Il 5 ottobre 1943 dopo dieci giorni di prigionia, brutali torture e inedite sevizie, la ventitreenne studentessa Norma Cossetto fu barbaramente assassinata dai partigiani comunisti di Tito e gettata nella foiba di Villa Surani in Istria.
“La cosa più importante che ho fatto durante gli anni in cui ero consigliera comunale a Verbania dal 2009 al 2013” racconta Maria Canale “è stato l’ordine del giorno che ha portato all’inaugurazione di una lapide per ricordare Norma Cossetto e tutte le vittime delle Foibe. Mi è sembrato di riscattare quelle donne che non hanno avuto neanche una riga sul giornale, nemmeno un ricordo, tutte quelle che sono state violentate, uccise con orrore senza avere giustizia“.
A breve uscirà anche la ristampa del libro “Nessuno come te” (2016, Eman edizioni) incentrato su colloqui, testimonianze, esperienze delle famiglie di bambini con sindrome di Down.

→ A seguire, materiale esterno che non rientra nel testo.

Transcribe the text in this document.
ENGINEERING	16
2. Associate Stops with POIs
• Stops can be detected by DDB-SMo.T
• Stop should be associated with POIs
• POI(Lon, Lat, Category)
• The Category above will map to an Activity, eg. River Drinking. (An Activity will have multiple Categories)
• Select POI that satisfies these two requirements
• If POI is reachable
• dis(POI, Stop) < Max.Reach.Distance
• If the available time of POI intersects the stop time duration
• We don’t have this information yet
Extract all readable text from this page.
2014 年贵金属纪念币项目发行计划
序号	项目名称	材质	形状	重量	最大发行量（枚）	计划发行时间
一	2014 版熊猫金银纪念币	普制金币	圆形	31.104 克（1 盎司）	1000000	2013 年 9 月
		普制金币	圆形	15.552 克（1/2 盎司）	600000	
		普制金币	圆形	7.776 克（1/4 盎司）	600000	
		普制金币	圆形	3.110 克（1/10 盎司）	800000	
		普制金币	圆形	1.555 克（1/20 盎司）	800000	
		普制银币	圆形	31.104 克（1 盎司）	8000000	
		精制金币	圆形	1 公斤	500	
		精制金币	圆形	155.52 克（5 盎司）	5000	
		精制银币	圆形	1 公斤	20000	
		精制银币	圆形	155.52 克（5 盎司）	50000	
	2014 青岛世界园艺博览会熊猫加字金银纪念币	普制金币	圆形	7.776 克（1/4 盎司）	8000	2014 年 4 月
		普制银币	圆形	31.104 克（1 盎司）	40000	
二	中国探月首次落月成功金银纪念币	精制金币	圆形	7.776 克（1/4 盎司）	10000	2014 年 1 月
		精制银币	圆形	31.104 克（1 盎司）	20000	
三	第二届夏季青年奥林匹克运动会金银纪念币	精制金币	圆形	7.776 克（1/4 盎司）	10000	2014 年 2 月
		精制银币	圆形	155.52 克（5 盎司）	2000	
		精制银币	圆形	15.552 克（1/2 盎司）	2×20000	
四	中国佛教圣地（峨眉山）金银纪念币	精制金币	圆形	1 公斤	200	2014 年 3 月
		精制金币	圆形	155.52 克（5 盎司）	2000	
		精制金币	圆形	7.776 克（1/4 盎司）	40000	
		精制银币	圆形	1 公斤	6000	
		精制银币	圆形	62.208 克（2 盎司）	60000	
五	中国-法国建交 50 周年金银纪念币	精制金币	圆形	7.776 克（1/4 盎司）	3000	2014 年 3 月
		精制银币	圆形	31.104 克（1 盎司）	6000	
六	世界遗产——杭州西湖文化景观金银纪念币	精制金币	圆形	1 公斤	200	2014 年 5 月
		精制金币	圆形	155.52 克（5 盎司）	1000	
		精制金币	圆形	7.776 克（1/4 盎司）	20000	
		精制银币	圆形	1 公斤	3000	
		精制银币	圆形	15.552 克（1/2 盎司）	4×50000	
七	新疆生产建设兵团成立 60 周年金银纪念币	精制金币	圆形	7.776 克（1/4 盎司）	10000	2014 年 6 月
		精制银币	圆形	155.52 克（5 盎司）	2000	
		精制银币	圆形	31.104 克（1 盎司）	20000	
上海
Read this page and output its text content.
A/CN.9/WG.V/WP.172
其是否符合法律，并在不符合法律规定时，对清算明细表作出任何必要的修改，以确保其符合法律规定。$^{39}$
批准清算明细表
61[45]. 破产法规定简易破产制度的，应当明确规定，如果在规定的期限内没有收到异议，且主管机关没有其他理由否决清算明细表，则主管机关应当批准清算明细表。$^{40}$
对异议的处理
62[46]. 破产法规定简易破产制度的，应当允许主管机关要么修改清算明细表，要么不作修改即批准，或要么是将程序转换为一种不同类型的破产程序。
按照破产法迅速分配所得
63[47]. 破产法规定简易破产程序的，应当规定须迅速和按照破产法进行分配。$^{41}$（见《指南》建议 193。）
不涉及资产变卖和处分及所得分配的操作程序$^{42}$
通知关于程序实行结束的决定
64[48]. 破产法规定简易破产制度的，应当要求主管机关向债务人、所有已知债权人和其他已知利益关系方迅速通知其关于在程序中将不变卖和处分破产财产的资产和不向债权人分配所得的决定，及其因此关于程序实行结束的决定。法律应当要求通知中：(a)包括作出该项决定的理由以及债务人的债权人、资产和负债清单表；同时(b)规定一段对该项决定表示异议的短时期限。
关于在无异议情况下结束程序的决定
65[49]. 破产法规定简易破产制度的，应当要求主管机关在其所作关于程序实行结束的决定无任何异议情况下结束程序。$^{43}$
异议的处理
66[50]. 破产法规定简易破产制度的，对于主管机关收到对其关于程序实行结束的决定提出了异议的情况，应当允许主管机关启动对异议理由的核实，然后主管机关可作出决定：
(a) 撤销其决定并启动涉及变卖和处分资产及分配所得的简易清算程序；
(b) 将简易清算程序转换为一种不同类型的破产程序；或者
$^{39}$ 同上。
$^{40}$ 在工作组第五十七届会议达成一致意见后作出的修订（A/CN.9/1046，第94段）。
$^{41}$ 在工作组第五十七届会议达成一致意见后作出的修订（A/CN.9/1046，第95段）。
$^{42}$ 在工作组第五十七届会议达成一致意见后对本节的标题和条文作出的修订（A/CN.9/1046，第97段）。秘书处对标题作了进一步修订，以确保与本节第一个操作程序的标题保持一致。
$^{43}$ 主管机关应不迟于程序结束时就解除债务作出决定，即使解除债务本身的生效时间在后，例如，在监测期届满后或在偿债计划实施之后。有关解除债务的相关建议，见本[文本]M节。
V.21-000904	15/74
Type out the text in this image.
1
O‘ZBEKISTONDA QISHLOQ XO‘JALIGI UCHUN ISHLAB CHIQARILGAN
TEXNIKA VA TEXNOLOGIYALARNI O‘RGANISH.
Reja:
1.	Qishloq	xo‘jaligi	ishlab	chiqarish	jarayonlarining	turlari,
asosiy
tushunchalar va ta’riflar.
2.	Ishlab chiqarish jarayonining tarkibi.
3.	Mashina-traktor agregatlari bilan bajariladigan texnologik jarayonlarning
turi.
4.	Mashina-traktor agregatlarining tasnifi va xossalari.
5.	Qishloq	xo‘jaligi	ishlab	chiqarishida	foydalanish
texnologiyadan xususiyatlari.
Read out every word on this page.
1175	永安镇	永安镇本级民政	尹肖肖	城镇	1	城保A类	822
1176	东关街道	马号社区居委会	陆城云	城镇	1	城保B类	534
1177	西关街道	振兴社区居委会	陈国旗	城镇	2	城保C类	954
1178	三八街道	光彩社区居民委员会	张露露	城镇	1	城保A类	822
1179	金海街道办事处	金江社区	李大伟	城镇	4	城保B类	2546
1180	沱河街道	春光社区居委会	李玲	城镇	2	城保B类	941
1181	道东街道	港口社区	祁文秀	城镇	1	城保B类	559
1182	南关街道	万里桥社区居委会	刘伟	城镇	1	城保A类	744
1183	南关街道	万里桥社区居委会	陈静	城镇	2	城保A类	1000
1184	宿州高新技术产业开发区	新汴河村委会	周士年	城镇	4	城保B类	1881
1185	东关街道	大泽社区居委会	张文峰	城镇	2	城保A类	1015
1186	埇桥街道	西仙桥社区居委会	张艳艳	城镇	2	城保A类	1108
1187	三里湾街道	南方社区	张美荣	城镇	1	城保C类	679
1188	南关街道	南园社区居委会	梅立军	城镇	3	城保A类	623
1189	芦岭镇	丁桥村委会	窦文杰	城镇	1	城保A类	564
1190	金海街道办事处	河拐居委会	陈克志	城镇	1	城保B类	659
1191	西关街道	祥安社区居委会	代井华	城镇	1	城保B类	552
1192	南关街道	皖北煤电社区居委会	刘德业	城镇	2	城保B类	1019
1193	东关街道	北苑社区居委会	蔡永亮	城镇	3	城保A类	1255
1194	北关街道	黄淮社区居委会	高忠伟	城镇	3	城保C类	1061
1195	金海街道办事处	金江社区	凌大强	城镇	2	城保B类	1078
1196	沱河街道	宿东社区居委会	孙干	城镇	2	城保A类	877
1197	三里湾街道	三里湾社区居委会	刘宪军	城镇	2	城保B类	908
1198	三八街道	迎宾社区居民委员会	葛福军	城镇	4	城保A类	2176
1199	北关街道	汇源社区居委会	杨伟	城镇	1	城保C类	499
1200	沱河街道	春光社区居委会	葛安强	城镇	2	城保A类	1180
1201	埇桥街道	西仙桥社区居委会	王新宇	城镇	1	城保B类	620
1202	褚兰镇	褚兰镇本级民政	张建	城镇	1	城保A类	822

“Diversi anni fa, mentre assistevo Marco, 11 anni, il mio ragazzino in affidamento, ricoverato nell’ospedale di Verbania per un intervento alle tonsille, ho conosciuto un signore anziano, ricoverato nella stessa stanza che mi ha parlato di sua figlia amatissima, ormai adulta, con la sindrome di Down” si legge tra i ricordi della prof. presenti nel libro “Il signore anziano e ammalato, mi parlò della sua angoscia di morire. Quel signore di cui non sapevo nemmeno il nome interrompeva i suoi ricordi dicendomi con convinzione “nessuno mi ha mai amato come lei”. Mi raccontò di quando, con sua moglie e la bambina in braccio, fecero un viaggio faticoso, con diversi mezzi di trasporto fino a Novara per far visitare la bambina da un dottore famoso … per poi sentirsi dire che di quella strana malattia non sarebbe mai guarita, che quella parola difficile “sindrome di Down”, parola mai sentita e difficile da pronunciare, aveva fatto piangere per tutto il viaggio di ritorno sua moglie e lui aveva cercato di consolarla dicendole che i medici sbagliano, che la bambina fra le braccia stava sorridendo e che un sorriso è un augurio e non un lutto“.